Não fosse isso não poderíamos imaginar
dele nenhum corpo de moleque pretuíndio bem nutrido de mandioca e banha de
porco, atravessando a zona sul da cidade murada. Molek de borda e beira chacoalhando
as madeixas pretas entre “brancos já pretos de tão pobres” e outras matizes
marrons descaídas na pobreza lava. Driblar tudo e ainda trazer abraços pra nós
das suas pontes digitais e imaginárias, feixes de ultravermelho no México, nos
EUA e Mundo afora, com chinelo de dedo do Jardim Americanópolis. Polis
americanas em favelas paulistanas, guias.
Com Renato Gama, Adriana Moreira, Mariana Per e Melvin Santhana.

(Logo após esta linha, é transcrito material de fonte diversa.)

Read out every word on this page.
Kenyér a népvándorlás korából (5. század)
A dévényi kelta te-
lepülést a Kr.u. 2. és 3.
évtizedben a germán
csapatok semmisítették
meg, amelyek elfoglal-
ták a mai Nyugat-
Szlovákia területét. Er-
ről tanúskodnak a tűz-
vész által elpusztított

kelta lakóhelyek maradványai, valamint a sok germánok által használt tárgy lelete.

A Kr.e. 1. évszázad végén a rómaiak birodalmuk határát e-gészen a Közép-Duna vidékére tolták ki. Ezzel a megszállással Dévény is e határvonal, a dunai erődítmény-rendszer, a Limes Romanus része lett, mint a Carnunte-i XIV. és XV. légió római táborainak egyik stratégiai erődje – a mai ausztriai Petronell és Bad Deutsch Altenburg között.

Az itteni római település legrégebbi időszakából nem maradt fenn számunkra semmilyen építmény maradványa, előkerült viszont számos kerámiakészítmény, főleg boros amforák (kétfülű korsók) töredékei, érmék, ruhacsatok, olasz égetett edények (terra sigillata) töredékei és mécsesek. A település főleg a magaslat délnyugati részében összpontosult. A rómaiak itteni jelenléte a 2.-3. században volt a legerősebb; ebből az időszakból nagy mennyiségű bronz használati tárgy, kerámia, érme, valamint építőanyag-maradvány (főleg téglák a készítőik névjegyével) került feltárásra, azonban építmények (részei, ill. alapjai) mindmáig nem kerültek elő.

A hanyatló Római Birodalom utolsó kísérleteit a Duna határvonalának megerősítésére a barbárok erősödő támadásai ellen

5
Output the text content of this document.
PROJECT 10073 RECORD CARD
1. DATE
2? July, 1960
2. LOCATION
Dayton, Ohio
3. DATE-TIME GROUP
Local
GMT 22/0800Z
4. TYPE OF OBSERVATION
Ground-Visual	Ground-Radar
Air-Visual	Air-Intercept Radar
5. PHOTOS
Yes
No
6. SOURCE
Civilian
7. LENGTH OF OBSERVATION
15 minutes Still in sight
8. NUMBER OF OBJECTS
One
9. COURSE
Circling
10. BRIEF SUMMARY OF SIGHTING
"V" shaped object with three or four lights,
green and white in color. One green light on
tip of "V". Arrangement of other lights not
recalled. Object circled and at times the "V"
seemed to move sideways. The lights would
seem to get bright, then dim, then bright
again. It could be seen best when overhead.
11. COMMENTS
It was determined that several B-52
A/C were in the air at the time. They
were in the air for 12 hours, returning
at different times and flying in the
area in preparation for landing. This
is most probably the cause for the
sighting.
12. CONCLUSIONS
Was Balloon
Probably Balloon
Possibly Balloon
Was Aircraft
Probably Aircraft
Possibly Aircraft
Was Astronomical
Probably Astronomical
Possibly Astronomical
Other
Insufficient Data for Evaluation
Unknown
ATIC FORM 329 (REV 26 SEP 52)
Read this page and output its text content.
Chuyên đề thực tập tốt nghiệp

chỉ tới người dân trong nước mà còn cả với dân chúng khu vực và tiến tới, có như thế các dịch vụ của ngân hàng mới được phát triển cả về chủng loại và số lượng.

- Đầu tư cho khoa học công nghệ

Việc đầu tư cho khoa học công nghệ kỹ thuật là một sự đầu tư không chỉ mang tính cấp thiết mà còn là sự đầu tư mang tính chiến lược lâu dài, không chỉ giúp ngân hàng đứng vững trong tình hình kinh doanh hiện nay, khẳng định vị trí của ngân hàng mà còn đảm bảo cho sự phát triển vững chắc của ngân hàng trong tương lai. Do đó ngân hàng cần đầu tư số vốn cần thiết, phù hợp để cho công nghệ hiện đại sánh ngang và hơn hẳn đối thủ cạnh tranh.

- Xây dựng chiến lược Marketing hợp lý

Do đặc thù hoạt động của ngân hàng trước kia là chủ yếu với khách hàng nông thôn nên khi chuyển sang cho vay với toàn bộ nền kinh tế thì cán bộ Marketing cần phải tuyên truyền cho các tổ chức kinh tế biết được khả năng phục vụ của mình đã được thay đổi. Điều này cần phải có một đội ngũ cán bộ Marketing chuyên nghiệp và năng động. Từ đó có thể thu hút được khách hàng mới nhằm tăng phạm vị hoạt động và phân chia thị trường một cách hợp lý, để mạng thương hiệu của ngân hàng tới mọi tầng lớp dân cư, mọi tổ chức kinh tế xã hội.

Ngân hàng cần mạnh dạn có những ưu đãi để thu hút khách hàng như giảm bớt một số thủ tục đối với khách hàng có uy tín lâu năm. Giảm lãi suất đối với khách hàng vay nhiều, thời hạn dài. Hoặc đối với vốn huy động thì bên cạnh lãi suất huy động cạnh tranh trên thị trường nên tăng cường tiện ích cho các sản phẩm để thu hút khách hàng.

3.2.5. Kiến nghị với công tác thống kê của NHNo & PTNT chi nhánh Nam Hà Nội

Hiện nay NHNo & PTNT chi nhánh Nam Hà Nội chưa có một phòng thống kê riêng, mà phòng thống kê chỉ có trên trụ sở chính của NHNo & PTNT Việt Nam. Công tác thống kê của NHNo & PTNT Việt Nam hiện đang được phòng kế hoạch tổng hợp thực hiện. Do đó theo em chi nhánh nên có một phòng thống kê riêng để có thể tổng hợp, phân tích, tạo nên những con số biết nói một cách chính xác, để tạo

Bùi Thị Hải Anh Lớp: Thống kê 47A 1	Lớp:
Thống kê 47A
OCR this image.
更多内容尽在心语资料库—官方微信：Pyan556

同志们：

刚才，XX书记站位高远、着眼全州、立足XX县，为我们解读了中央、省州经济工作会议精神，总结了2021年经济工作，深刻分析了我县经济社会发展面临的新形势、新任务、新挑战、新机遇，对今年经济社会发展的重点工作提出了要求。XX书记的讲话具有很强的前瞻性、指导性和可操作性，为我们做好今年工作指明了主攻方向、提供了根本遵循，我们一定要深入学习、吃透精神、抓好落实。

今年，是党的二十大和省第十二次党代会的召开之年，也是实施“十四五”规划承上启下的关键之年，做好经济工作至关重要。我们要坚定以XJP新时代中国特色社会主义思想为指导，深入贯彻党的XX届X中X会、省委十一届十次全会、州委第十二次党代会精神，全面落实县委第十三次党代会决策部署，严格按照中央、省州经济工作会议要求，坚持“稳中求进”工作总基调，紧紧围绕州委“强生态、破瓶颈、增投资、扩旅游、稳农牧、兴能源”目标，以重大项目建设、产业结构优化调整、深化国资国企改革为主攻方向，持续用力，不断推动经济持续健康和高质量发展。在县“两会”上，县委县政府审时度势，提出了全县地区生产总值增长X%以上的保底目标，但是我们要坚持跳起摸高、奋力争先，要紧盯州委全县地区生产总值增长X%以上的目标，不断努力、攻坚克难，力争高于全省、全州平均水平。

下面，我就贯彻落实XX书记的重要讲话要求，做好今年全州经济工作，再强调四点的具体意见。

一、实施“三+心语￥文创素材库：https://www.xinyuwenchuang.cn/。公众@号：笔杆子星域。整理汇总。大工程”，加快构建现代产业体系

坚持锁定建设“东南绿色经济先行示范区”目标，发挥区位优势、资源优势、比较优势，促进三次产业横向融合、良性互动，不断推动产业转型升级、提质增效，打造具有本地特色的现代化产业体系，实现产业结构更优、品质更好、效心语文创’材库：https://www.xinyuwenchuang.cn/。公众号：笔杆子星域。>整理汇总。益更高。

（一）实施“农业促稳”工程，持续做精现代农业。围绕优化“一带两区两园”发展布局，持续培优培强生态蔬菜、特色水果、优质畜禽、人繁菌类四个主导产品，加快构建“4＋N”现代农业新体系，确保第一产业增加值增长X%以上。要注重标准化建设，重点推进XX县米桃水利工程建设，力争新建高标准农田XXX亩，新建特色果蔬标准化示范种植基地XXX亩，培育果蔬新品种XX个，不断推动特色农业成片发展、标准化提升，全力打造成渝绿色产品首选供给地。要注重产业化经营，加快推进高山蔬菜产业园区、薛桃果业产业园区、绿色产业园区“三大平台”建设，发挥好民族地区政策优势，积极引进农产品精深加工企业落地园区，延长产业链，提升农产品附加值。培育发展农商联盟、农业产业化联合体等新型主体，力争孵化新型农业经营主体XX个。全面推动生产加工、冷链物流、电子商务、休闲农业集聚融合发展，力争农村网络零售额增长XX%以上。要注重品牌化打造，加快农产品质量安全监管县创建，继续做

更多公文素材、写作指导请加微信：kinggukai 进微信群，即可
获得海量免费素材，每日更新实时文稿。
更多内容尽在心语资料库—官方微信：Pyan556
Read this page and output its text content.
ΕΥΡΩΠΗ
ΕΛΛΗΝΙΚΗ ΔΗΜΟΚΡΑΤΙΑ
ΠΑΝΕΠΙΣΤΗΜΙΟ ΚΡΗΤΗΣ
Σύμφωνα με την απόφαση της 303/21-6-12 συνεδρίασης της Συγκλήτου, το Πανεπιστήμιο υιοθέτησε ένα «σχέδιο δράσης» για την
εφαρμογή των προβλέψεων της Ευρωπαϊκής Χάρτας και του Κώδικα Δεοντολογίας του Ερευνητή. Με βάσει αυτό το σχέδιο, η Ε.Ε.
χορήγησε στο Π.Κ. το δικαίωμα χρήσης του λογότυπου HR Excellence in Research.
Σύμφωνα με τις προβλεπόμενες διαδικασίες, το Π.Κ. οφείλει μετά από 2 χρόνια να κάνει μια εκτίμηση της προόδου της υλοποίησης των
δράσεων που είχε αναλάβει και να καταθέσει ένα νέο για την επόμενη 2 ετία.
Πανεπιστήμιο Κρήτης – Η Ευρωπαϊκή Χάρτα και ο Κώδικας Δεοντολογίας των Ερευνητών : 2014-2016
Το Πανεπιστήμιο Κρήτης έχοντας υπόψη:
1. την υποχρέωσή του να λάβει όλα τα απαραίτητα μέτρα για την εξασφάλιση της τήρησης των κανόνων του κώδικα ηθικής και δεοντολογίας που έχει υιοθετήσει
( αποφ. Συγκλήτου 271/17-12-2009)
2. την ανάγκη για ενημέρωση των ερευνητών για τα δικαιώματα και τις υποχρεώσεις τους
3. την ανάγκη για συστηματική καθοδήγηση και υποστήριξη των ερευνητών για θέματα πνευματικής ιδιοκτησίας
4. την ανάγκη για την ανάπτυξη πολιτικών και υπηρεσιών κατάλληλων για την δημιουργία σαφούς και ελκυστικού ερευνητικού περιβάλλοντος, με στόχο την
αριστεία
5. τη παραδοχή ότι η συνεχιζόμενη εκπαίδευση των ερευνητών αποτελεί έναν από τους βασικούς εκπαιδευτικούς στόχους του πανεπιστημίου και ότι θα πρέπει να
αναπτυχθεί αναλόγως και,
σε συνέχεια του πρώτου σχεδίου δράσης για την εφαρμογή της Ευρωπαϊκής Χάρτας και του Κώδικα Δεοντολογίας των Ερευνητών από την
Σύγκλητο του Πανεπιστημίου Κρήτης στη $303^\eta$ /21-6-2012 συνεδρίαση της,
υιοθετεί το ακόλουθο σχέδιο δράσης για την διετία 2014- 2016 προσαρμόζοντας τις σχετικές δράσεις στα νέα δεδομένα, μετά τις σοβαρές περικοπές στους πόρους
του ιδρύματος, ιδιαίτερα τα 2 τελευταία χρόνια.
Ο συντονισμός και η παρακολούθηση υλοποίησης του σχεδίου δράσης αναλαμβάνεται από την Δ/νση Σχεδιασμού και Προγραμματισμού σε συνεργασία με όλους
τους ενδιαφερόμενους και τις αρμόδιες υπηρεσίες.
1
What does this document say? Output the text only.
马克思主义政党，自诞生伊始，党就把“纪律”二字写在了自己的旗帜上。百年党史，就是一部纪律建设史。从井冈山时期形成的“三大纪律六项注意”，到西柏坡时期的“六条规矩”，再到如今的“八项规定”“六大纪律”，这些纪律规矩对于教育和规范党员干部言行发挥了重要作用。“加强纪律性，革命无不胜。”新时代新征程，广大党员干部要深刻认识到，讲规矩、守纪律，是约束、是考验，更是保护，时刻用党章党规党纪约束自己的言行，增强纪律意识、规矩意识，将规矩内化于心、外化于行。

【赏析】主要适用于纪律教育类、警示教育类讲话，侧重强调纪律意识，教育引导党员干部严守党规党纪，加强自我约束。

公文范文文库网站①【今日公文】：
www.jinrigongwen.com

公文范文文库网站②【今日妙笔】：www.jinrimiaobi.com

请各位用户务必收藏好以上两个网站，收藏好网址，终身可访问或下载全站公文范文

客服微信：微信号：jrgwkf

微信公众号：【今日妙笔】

Ele ouvido de gravador K7 com fita que
nunca acaba. Não é transcrição pura e simples, talvez sejam vidas passadas a
limpo pelo lado avesso, sem auto-piedade, nem indicador de jurisprudente. Fraseador reflexivo, devorador de negritudes
gráficas e sonoras. Agora se sabe um observatório ativo de ambigüidades. Eu vou
com ele até onde posso, quando canso, saio da roda. Já sou vovô.
O meu preferido nessa leva atual é:
COSTAS LANHADAS (Revides e Segredos antes do 13 de Maio). Poderia estar numa
lista de textos neo-abolicionistas pela temática. Mas insurge contra a linha narrativa
fixada na benevolência senhorial. Também não embarca na idéia da incapacidade
de revide, talvez seja porque tem em mente a tal luta de classes, mas não leva
consigo o cânone da expectativa da intelectualidade branca aplicada
a realidade escravagista brasileira e a sua inevitável frustração e
conclusão simplista, mas duradoura. Aquela que nos crucifica ainda hoje por algo
que eles mesmos chamaram de “ausência de ímpeto revolucionário nas lutas negras
no Brasil”.
Com Mariana per
Tema dolorido e muito mal trabalhado na
vasta literatura ficcional e histórica brasileira até hoje. Esse da escravidão
nas grandes fazendas e um tantinho agora costurado do seu reverso, as lutas
constantes, renhidas e difusas pela liberdade. Texto curto que nos leva a
pensar na introdução de Flavio Gomes em História de Quilombolas, só que com
ritmo de curta metragem.
Com Michel Yakini
O desfecho da narrativa é surpreendente,
não porque nos dá um gostinho leve de vingança, mas por introduzir um tema
difícil demais para ser tratado na nossa
visão desencantada e materialista de
história. Allan não se contenta
em conhecer e usar forma invertida as ferramentas da História Escolar e
acadêmica. Constantemente ele nos brinda com pequenas histórias negras daquilo
que não foi, mas poderia ter sido. Então, ficcionar as já quase gastas
filipetas e álbuns da escravidão negra e do racismo antinegro, é trazer para o
centro da cena, subjetividades e utopias negras quase vencidas. Mas nem por isso, desimportantes.